DK: Is it a cliché to invoke the “everything is a remix” mantra? When YooouuuTuuube first started getting attention, I found myself thinking a lot about questions of authorship, especially with regards to the most popular configuration, a mashup-style remix of Disney’s Alice In Wonderland. It’s a fun example to go through and try to count the number of contributing authors: there’s Lewis Caroll for writing the original narrative, then Disney’s team of artists for animating a version of that narrative, then Pogo, the Australian musician who remixed that animation and put it on YouTube, then there’s me for writing the YooouuuTuuube effect generator, and finally the person (as far as I can tell a Reddit user) who first decided to run Pogo’s video through it. So that’s five major points of authorship, but still ignoring the thousands of other people involved in making the work technically possible at all: YouTube employees, server managers, programmers who made the tools we use, etc.
I don’t see how any one entity can claim total creative authorship, although I’m sure Disney’s lawyers might see it differently. I don’t, however, think that this kind of case renders the notion obsolete. Authorship, at least in a very abstract sense, is actually pretty straightforward: you are simply the author of the part of the work that originated with you.
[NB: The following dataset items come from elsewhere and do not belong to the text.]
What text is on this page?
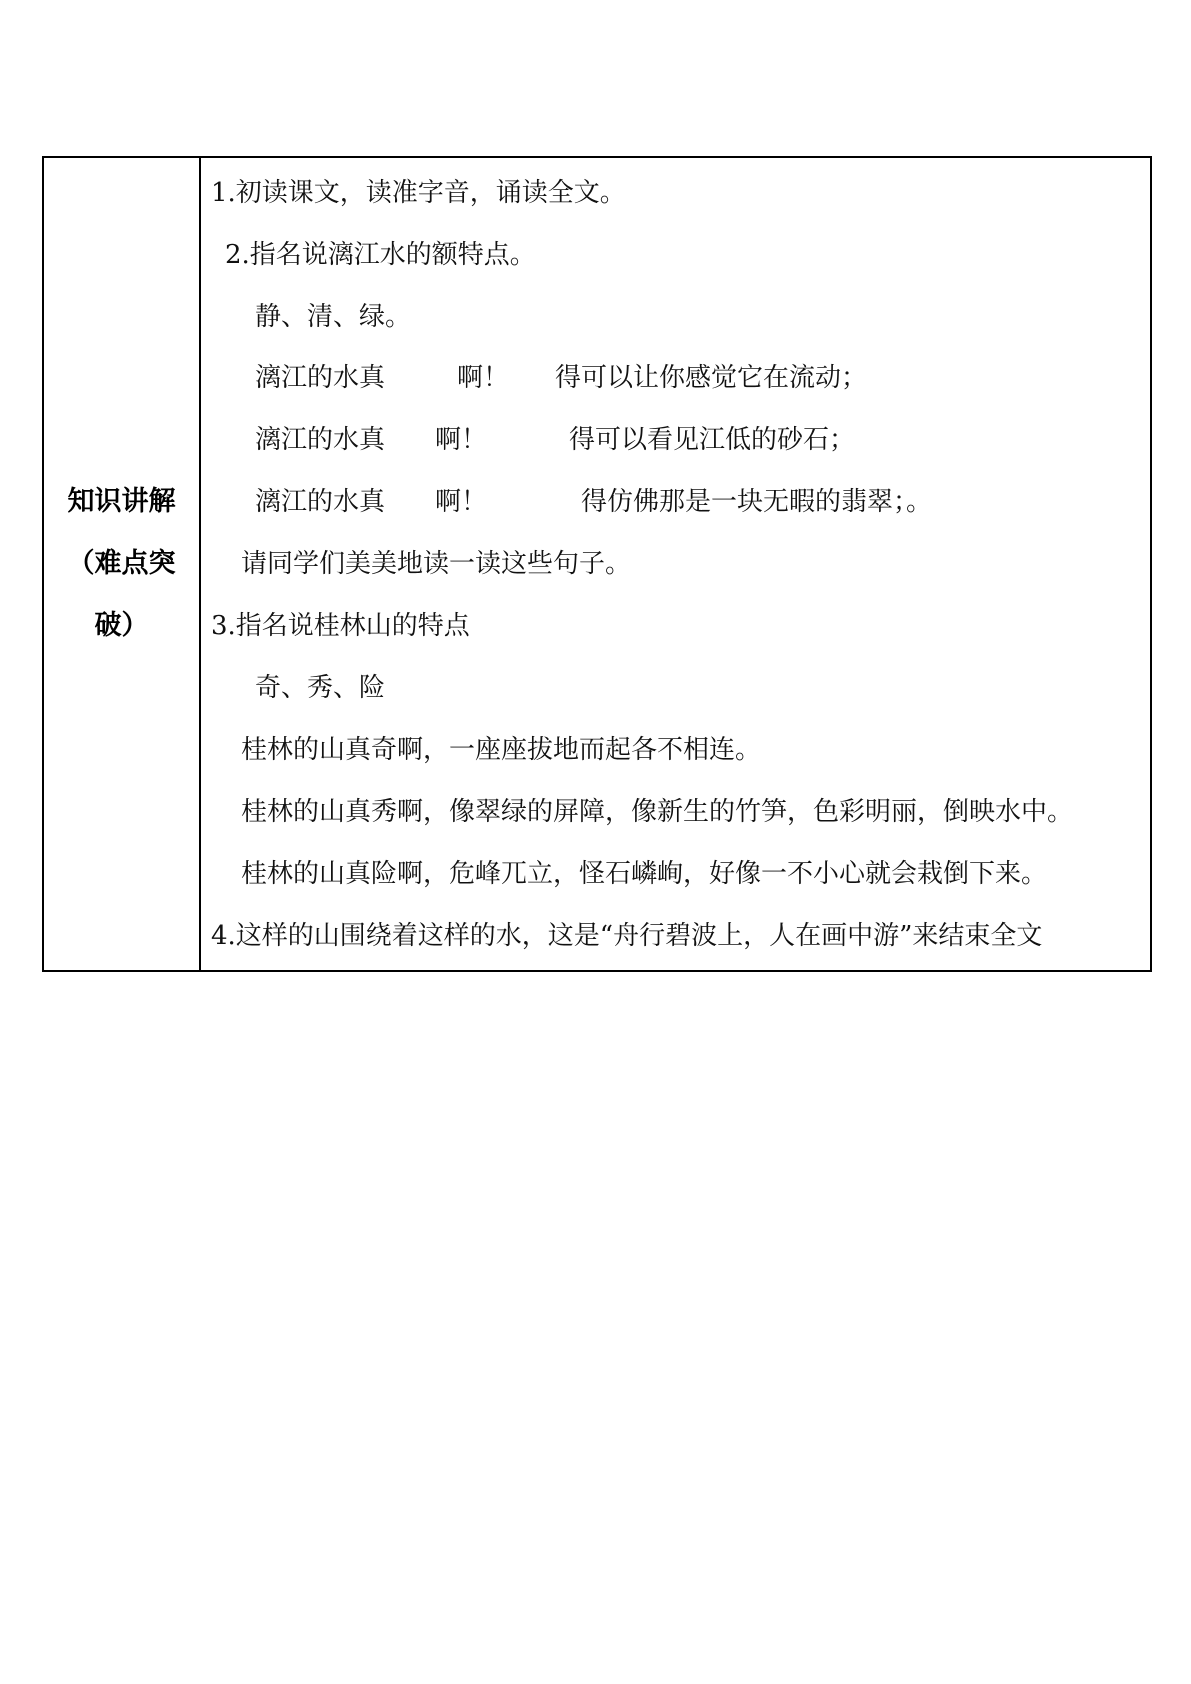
知识讲解
（难点突
破）

1.初读课文，读准字音，诵读全文。
2.指名说漓江水的额特点。
静、清、绿。
漓江的水真	啊！ 得可以让你感觉它在流动；
漓江的水真 啊！	得可以看见江低的砂石；
漓江的水真 啊！	得仿佛那是一块无暇的翡翠；。
请同学们美美地读一读这些句子。
3.指名说桂林山的特点
奇、秀、险
桂林的山真奇啊，一座座拔地而起各不相连。
桂林的山真秀啊，像翠绿的屏障，像新生的竹笋，色彩明丽，倒映水中。
桂林的山真险啊，危峰兀立，怪石嶙峋，好像一不小心就会栽倒下来。
4.这样的山围绕着这样的水，这是“舟行碧波上，人在画中游”来结束全文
Yes, you are always going to be indebted to a logistical and cultural background, but that’s the case with literally everything you do anyway. I think the idea is still a coherent one, at least insofar as it applies on an abstract level. Practical, legal authorship is another matter, which I think is hopelessly confused, and also kind of vulgar. It seems like legal authorship is really just about who has the monetary rights to a work, like in the Richard Prince or Jeff Koons lawsuits. I understand why those kinds of issues arise, and I’m actually somewhat sympathetic with the plaintiffs in those cases, but it doesn’t seem like the system is at all equipped to handle them with any real nuance. Though I’m not exactly qualified to be commenting on this kind of thing.
LD: As the web becomes increasingly trodden down with restrictions both hidden and brazen, how do you think it will impact your own practice as well as the creative applications of others? What can we do?
DK: The only thing I really hate about the Internet right now is the growing number of walled gardens and closed-off platforms that splinter the web into a bunch of disjointed, restricted factions. As far as my things go, I’ve mostly tried to just ignore this shift, or work around it, or engage with it in such a way that it forces an otherwise closed system to be open. I miss Web 1.0, but technology marches on. I don’t want to be get too weighted down with pointless nostalgia, so I just try to change with the internet, but on my own terms. I will always maintain total control over my own domains, and my own hosting, for example. But some of the conveniences of the modern web, as insidious as they might end up being in the long run, are hard to pass up. Tumblr’s simple blog format or Twitter’s ability to use their login on your site are good examples of this. I guess the only thing we can really do is use the services that are the least restrictive and vocally oppose the ones that don’t carry on in the spirit of the web’s early carefree days.